2. Anesthetic goals include provision of a still field during placement of the microcatheter and deployment of the occlusive material, stable hemodynamics, and rapid recovery after the procedure to test neurologic function. This often necessitates general anesthesia to provide amnesia in addition to paralysis. Anesthesia can be accomplished with IV medications (propofol, muscle relaxant, and narcotics) and/or volatile anesthetics. Nitrous oxide is avoided to minimize consequences of inadvertent arterial air emboli. These procedures are relatively painless with little stimulation from the procedure.
3. Hypertonic contrast agents may produce diuresis; bladder catheterization and fluid replacement may be necessary.
4. Invasive arterial blood pressure monitoring via a radial artery is often necessary for control of hemodynamics; alternatively, blood pressure may be transduced from the femoral artery sheath placed during the procedure.
5. Hypertension should be avoided, because it may increase the risk of hemorrhage or aneurysm rupture. Vasoactive drugs such as phenylephrine should be used with great caution in patients with unprotected cerebral aneurysms. β-Blockers, calcium channel blockers, hydralazine, nitroglycerin, and sodium nitroprusside may be useful to treat hypertension.

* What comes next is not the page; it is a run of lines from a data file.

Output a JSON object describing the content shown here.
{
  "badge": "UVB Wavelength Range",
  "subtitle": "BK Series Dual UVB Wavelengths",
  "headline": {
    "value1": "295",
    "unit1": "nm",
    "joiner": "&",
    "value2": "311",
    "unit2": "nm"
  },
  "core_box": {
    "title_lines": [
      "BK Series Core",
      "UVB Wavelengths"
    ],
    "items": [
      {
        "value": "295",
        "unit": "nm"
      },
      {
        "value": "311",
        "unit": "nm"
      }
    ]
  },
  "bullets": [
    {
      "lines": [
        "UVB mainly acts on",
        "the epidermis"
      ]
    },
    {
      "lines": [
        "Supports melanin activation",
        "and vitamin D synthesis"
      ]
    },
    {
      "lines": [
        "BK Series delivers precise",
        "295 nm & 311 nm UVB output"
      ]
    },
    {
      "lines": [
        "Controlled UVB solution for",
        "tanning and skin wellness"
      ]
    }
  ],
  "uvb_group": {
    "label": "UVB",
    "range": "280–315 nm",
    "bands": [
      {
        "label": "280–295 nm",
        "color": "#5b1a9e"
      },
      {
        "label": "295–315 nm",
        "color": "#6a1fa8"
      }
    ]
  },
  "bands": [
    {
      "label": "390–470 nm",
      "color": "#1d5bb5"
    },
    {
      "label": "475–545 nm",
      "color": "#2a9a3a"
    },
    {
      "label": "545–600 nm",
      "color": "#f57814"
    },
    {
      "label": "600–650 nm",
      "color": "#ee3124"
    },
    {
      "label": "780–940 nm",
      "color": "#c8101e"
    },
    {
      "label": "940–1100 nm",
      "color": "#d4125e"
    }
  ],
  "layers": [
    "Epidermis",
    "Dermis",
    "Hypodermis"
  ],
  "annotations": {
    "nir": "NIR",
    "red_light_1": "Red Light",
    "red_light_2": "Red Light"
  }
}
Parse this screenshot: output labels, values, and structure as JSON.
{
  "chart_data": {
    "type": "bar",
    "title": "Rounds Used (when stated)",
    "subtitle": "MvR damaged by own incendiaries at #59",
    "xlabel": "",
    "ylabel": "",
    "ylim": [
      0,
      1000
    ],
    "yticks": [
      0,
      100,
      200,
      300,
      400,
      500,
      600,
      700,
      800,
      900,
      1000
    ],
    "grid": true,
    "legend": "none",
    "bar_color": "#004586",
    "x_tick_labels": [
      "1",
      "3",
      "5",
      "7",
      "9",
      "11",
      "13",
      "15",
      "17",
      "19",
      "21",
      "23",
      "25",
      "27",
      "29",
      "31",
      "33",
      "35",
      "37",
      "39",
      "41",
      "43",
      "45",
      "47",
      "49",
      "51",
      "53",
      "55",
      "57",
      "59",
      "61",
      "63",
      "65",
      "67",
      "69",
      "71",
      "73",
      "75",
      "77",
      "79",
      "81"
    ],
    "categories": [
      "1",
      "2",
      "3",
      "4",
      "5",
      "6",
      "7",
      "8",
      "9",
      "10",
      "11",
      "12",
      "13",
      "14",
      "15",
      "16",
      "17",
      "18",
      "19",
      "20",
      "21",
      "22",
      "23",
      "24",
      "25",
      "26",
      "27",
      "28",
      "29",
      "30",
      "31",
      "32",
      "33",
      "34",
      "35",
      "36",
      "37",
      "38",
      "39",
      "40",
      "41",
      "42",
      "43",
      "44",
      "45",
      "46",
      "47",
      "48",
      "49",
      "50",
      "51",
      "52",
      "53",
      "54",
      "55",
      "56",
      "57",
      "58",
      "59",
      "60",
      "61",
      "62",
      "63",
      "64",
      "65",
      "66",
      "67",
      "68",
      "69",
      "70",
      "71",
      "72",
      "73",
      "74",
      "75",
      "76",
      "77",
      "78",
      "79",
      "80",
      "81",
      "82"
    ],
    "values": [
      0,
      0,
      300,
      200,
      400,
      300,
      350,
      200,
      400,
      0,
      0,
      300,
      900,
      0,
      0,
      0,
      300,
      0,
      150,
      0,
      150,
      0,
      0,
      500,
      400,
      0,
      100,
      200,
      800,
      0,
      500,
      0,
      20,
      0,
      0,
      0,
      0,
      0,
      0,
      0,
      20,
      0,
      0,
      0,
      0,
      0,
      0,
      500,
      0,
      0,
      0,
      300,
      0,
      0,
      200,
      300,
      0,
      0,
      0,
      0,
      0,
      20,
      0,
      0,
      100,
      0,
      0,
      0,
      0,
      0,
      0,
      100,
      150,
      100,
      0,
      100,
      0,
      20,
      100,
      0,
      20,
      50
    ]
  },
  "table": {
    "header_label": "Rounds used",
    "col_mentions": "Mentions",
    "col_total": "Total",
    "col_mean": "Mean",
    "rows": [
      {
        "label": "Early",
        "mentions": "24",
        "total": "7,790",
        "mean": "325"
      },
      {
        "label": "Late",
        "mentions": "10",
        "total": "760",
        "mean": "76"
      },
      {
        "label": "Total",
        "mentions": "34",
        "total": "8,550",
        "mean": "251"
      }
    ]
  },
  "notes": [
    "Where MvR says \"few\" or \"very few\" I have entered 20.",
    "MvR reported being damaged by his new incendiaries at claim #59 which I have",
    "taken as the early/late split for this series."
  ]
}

6. Procedures may be lengthy and place the patient at risk for untoward embolic events. Patients often require anticoagulation (heparin or argatroban) during the procedure to minimize propagation of thrombus from the embolization coils or microcatheters; anticoagulation is monitored by activated clotting time. Platelet inhibitors such as eptifibatide (Integrilin) may be administered by bolus and/or continuous infusion to minimize platelet aggregation. For some procedures, patients may receive aspirin and/or clopidogrel before the procedure. Aspirin can be given by suppository during procedures if necessary.